Using Technology to Deepen Democracy, Using Democracy to Ensure Technology Benefits Us All

Sunday, December 05, 2004

Prosthetic Prolongation Will Predominate Even If Majorities Refuse It

I recently heard the Canadian philosopher Mark Walker make the interesting argument that should medical science advance enough to indefinitely prolong life-spans -- as many serious scientists like Aubrey de Grey are compellingly arguing might come to pass surprisingly soon -- then straightforward number crunching suggests the number of conventionally mortal people would come to represent a vanishingly small minority in relatively short order.

And this is true, Walker suggests, even on the most conservative assumptions –- such as (1) that only one in ten people adopt these technologies (when surely the proportion would be much higher in fact, as is the proportion who make recourse to contemporary medicine to more modestly prolong their lives in the face of disease and misfortune today) and (2) that only those who refuse such prolongation reproduce (one can imagine governments imposing such a restriction as a condition of longevity to ameliorate overpopulation pressures, for example, though it is unlikely).

For Walker the upshot of his argument is that what he calls “universal immortality” is “inevitable.”

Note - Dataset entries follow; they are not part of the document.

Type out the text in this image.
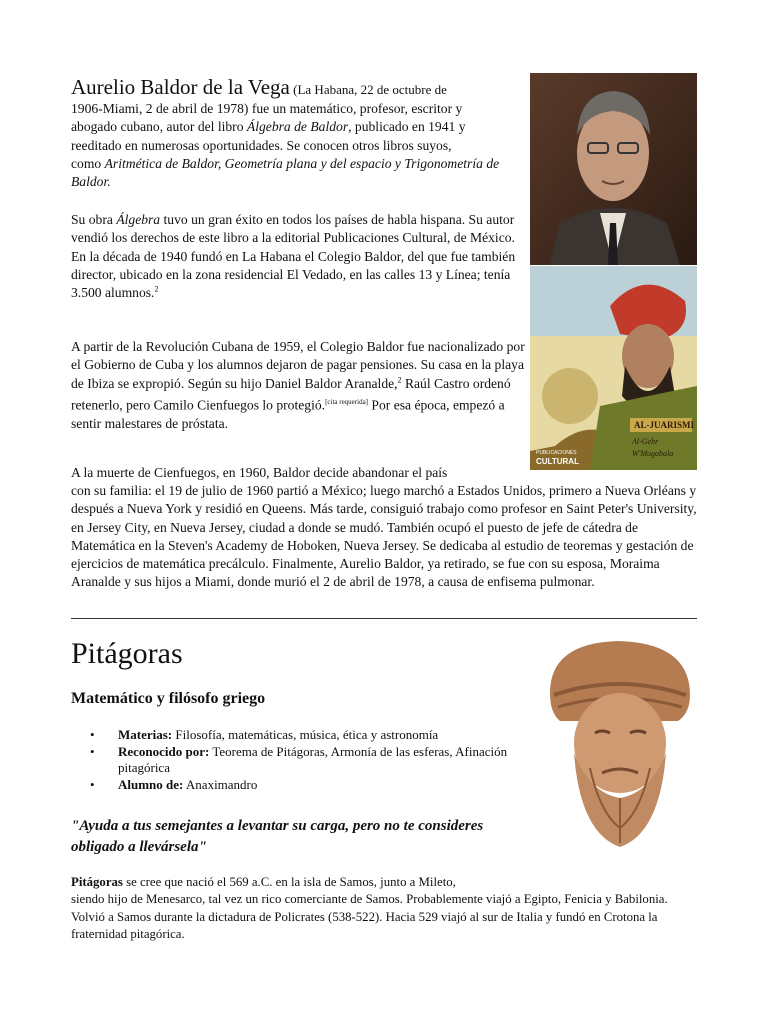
Aurelio Baldor de la Vega (La Habana, 22 de octubre de

1906-Miami, 2 de abril de 1978) fue un matemático, profesor, escritor y
abogado cubano, autor del libro Álgebra de Baldor, publicado en 1941 y
reeditado en numerosas oportunidades. Se conocen otros libros suyos,
como Aritmética de Baldor, Geometría plana y del espacio y Trigonometría de Baldor.

Su obra Álgebra tuvo un gran éxito en todos los países de habla hispana. Su autor vendió los derechos de este libro a la editorial Publicaciones Cultural, de México. En la década de 1940 fundó en La Habana el Colegio Baldor, del que fue también director, ubicado en la zona residencial El Vedado, en las calles 13 y Línea; tenía 3.500 alumnos.$^2$

A partir de la Revolución Cubana de 1959, el Colegio Baldor fue nacionalizado por el Gobierno de Cuba y los alumnos dejaron de pagar pensiones. Su casa en la playa de Ibiza se expropió. Según su hijo Daniel Baldor Aranalde,$^2$ Raúl Castro ordenó retenerlo, pero Camilo Cienfuegos lo protegió.[cita requerida] Por esa época, empezó a sentir malestares de próstata.

A la muerte de Cienfuegos, en 1960, Baldor decide abandonar el país

con su familia: el 19 de julio de 1960 partió a México; luego marchó a Estados Unidos, primero a Nueva Orléans y después a Nueva York y residió en Queens. Más tarde, consiguió trabajo como profesor en Saint Peter's University, en Jersey City, en Nueva Jersey, ciudad a donde se mudó. También ocupó el puesto de jefe de cátedra de Matemática en la Steven's Academy de Hoboken, Nueva Jersey. Se dedicaba al estudio de teoremas y gestación de ejercicios de matemática precálculo. Finalmente, Aurelio Baldor, ya retirado, se fue con su esposa, Moraima Aranalde y sus hijos a Miami, donde murió el 2 de abril de 1978, a causa de enfisema pulmonar.

AL-JUARISMI
Al-Gebr
W'Mugabala
PUBLICACIONES
CULTURAL
Pitágoras
Matemático y filósofo griego
• Materias: Filosofía, matemáticas, música, ética y astronomía
• Reconocido por: Teorema de Pitágoras, Armonía de las esferas, Afinación pitagórica
• Alumno de: Anaximandro
"Ayuda a tus semejantes a levantar su carga, pero no te consideres obligado a llevársela"
Pitágoras se cree que nació el 569 a.C. en la isla de Samos, junto a Mileto,
siendo hijo de Menesarco, tal vez un rico comerciante de Samos. Probablemente viajó a Egipto, Fenicia y Babilonia. Volvió a Samos durante la dictadura de Policrates (538-522). Hacia 529 viajó al sur de Italia y fundó en Crotona la fraternidad pitagórica.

As it happens, I have a lot of discomfort around technophilic “inevitability” arguments for hypothesized technological capacities. This is because in my view they tend to have the self-image of being scientific claims when their lack of caveats and evidence tend to make them function much more like conventional claims of faith.

Also I think unobjectionably broad discussions of technological inevitability (of the form: "if a desirable technological capacity can exist according to the laws of physics, then, other things being equal, eventually it very likely will") typically shift very quickly and rather sloppily into completely unsubstantiated claims about the comparable inevitability of expectations about the specific form, pace, distribution of effects, and significance of particular hypothesized technologies. The latter claims will often in fact simply be straightforward expressions of personal value or desire rather than testable claims about matters of fact, but with pretensions to the contrary.

On an altogether separate note, I also happen to think it is deeply mistaken for technophiles to confuse the idea of the likely prosthetic prolongation of lifespan through medical means with the essentially theological notion of immortality in the first place. "Immortality" seems to me a notion freighted with implications, confusions, hopes, and significances that prosthetic prolongation does not in fact speak to at all. Nor should it really want to take that business on as far as I can see.

In any case, I think that once you are talking about superlative states [skip over to the archived entry on June 12 for some more on this] like "superlongevity" the interesting difference will not be between currently normatively mortal people as against superlongevous ones (if that's a word), anyhow. The differences that make a difference will surely be between biological and nonbiological and postbiological persons, recognizably continuous and singular as against noncontinuous, collective, proliferative persons, etc.

For every one of these varieties of prosthetic personhood the manner of the life so prolonged will easily be as different from one another as the difference to any of them from more conventionally (to us) mortal persons.

I think lumping together these many techno-enabled modes of life-prolongation under the single heading of "universal immortality" as Walker and other technophiles often want to do would appear quaint at best to the lucky collaborators in superlative-state technocultures to come. I doubt the persons who instantiate the extremely lengthy (to us) varieties of prosthetic personhood will see themselves as all participating in the same process or exhibiting the same trait.

Anyway, I also think there is likely to be an ongoing and stable minority of recognizably mortal persons even in what we would consider superlative-state technocultures, as an occasional matter of cultural identity or personal aesthetics. But since this would likely be much more a matter of choice for them than it is for the likes of us, it seems even any lingering mortality would be transformed in its implications radically from our own experience of it.

My own guess is that this would be a negligible minority among the others (largely for the reasons Walker’s argument spells out: even a long-lived minority would outlive a conventionally mortal majority until few of the latter would remain, assuming at least a minority in every subsequent generation would opt as well for prolongation). But even if I bracket my doubts about the usefulness of smudging together the many radically different forms prosthetic personhood will likely take under the single term "immortality," I think the persistence of a negligible minority of discretionary mortals robs the argument of any "universal" conclusion.